Context Is the New Platform: CAG, MCP, and the Rise of Governed Context Services
Teams are moving beyond basic RAG toward context-first AI system design: centralized context services, standardized tool/context protocols (MCP), and clearer platform interfaces to deliver governed,...

The last wave of enterprise GenAI adoption treated retrieval (RAG) as the “missing piece” between LLMs and proprietary data. In the last 48 hours, a clearer pattern has emerged: the differentiator is no longer retrieval—it’s context operations. CTOs are being pulled toward a new platform layer that manages identity, intent, tool access, and data provenance as first-class concerns, because that’s what determines whether agents are useful, safe, and cost-effective in production.
On the architecture side, InfoQ’s piece on Context-Augmented Generation (CAG) frames an evolution beyond RAG: instead of “fetch docs and stuff them into a prompt,” teams build a context manager that composes multiple signals—user identity, session state, permissions, business rules, and relevant knowledge—into a governed context package for the model (InfoQ: “Beyond RAG: Architecting Context-Aware AI Systems with Spring Boot” https://www.infoq.com/articles/beyond-rag-context-aware/). This is a subtle but important shift: context becomes a product with lifecycle, not an implementation detail.

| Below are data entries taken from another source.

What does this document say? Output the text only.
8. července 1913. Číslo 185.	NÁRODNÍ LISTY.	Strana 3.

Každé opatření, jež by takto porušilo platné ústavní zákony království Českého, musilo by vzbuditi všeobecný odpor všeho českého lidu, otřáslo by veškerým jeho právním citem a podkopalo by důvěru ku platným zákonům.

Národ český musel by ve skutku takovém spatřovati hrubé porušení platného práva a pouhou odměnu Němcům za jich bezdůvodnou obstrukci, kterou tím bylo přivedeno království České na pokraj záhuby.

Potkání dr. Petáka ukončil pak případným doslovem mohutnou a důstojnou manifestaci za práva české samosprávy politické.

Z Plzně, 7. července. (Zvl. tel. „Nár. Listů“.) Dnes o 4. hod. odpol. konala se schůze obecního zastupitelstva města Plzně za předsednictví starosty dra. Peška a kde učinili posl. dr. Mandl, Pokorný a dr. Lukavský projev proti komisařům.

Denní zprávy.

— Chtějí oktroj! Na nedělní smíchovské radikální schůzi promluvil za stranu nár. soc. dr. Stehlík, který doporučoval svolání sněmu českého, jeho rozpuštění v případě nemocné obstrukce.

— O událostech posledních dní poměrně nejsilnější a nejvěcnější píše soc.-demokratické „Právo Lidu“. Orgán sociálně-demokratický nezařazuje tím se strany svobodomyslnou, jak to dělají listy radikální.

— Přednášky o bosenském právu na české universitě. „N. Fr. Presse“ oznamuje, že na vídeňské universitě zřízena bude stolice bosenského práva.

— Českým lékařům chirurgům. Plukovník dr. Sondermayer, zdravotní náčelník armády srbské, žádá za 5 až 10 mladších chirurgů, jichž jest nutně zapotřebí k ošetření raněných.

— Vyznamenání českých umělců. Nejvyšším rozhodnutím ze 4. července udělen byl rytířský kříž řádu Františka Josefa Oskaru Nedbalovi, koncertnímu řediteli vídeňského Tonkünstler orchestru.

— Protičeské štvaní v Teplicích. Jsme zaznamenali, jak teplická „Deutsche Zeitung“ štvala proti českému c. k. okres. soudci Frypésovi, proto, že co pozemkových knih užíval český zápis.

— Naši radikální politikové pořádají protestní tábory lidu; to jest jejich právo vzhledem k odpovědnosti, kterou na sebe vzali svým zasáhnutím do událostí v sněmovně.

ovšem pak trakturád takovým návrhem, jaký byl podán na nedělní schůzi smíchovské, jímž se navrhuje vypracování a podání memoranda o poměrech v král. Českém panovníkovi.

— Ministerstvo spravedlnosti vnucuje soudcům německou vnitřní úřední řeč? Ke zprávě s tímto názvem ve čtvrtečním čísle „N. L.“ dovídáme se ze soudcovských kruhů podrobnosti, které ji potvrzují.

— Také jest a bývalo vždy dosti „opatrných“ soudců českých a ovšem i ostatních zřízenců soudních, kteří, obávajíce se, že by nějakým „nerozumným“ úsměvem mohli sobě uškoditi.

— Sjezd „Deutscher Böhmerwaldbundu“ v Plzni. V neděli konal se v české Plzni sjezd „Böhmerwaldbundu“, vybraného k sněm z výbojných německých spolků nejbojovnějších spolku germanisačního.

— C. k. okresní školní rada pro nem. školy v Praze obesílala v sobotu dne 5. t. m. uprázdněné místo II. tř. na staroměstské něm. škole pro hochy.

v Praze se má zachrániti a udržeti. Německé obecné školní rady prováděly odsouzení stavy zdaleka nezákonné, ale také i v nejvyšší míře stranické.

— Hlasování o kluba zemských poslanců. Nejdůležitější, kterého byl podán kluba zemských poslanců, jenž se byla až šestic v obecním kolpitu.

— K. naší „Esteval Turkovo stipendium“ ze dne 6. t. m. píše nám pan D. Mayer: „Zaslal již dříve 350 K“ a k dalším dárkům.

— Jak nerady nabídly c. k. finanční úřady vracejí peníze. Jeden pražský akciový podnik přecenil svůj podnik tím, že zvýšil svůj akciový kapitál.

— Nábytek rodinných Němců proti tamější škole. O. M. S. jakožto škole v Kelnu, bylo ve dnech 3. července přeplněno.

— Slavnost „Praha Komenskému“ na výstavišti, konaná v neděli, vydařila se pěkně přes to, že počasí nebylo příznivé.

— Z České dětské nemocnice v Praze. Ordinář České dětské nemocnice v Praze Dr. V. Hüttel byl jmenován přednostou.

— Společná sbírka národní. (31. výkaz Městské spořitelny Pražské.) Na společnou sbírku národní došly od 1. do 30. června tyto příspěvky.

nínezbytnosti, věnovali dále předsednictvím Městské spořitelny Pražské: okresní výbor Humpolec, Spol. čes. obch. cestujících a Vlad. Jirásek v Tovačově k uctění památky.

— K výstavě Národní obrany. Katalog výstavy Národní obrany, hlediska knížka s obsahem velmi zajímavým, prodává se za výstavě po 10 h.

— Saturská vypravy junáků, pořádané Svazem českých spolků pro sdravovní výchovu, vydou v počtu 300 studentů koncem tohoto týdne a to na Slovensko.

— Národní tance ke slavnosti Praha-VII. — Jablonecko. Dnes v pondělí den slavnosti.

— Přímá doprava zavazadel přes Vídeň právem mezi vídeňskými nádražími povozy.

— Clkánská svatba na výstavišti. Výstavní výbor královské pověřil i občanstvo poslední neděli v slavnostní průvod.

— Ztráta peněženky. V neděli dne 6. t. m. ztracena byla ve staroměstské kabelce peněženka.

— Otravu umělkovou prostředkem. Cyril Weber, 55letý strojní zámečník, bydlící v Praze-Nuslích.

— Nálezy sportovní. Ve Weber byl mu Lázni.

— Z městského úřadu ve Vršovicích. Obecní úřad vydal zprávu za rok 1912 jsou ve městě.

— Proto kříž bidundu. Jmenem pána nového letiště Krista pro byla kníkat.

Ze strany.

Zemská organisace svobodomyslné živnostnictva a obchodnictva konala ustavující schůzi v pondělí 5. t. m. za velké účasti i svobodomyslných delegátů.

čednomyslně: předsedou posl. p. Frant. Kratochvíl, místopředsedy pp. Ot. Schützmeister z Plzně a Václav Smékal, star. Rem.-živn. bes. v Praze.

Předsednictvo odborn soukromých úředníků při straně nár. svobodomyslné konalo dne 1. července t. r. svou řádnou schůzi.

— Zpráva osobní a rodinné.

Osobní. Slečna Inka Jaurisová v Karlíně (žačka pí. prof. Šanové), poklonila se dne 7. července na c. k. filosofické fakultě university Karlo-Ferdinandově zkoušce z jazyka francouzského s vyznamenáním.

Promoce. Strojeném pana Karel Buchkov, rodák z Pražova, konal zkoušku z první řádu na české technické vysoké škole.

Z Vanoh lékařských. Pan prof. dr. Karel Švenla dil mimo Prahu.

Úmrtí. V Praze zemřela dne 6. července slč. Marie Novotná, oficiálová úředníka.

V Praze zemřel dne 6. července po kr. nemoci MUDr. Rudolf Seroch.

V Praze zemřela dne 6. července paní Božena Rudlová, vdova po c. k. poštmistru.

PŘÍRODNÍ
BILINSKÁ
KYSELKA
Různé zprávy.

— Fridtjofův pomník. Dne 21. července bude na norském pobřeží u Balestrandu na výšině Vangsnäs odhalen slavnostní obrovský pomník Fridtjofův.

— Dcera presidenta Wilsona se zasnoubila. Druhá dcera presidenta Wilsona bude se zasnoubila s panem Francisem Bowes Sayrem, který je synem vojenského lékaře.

In parallel, Pinterest’s deployment of a production-scale Model Context Protocol (MCP) ecosystem shows the organizational/operational counterpart: as agent workflows multiply, the hard part becomes standardizing how agents discover and invoke internal tools and data sources—reliably, securely, and with consistent semantics (InfoQ: “Pinterest Deploys Production-Scale Model Context Protocol Ecosystem for AI Agent Workflows” https://www.infoq.com/news/2026/04/pinterest-mcp-ecosystem/). Protocols like MCP are a forcing function: they encourage a catalog of tools, consistent authentication/authorization, and observable execution paths—exactly the scaffolding you need when “AI agents” stop being demos and start touching real systems.
This is also where platform engineering lessons reassert themselves. Data Engineering Weekly’s “missing interface” argument maps cleanly onto AI context: if dependent teams can’t clearly understand the boundary between “the platform’s responsibility” and “the product team’s responsibility,” you get brittle one-off integrations, inconsistent governance, and duplicated glue code (Data Engineering Weekly: https://www.dataengineeringweekly.com/p/the-missing-interface-in-data-platform). A context platform needs an explicit interface: what context objects exist, how they’re composed, who owns each source, what SLAs apply, and how changes are versioned.
For CTOs, the strategic implication is that context is becoming a shared platform capability, similar to identity, observability, or data warehousing. Treating context as a platform unlocks reuse (many apps/agents share the same context services), reduces risk (central policy enforcement and audit), and improves velocity (teams integrate via protocol and contract rather than bespoke prompt plumbing). It also reframes build-vs-buy: you may not need to build “an agent framework,” but you likely do need to invest in context primitives—identity-aware retrieval, tool catalogs, permissioned memory, and evaluation harnesses.
Actionable takeaways: (1) Create a “context inventory” (data sources, tools, policies, ownership) before scaling agents. (2) Define a stable context interface—schemas, versioning, and SLAs—so teams can integrate predictably. (3) Centralize governance (authZ, provenance, audit logs) at the context layer, not in prompts. (4) Instrument context quality and cost (what was included, why, and what it returned) to prevent silent drift. The teams that win this cycle won’t be the ones with the most prompts—they’ll be the ones that can deliver the right context, safely, every time.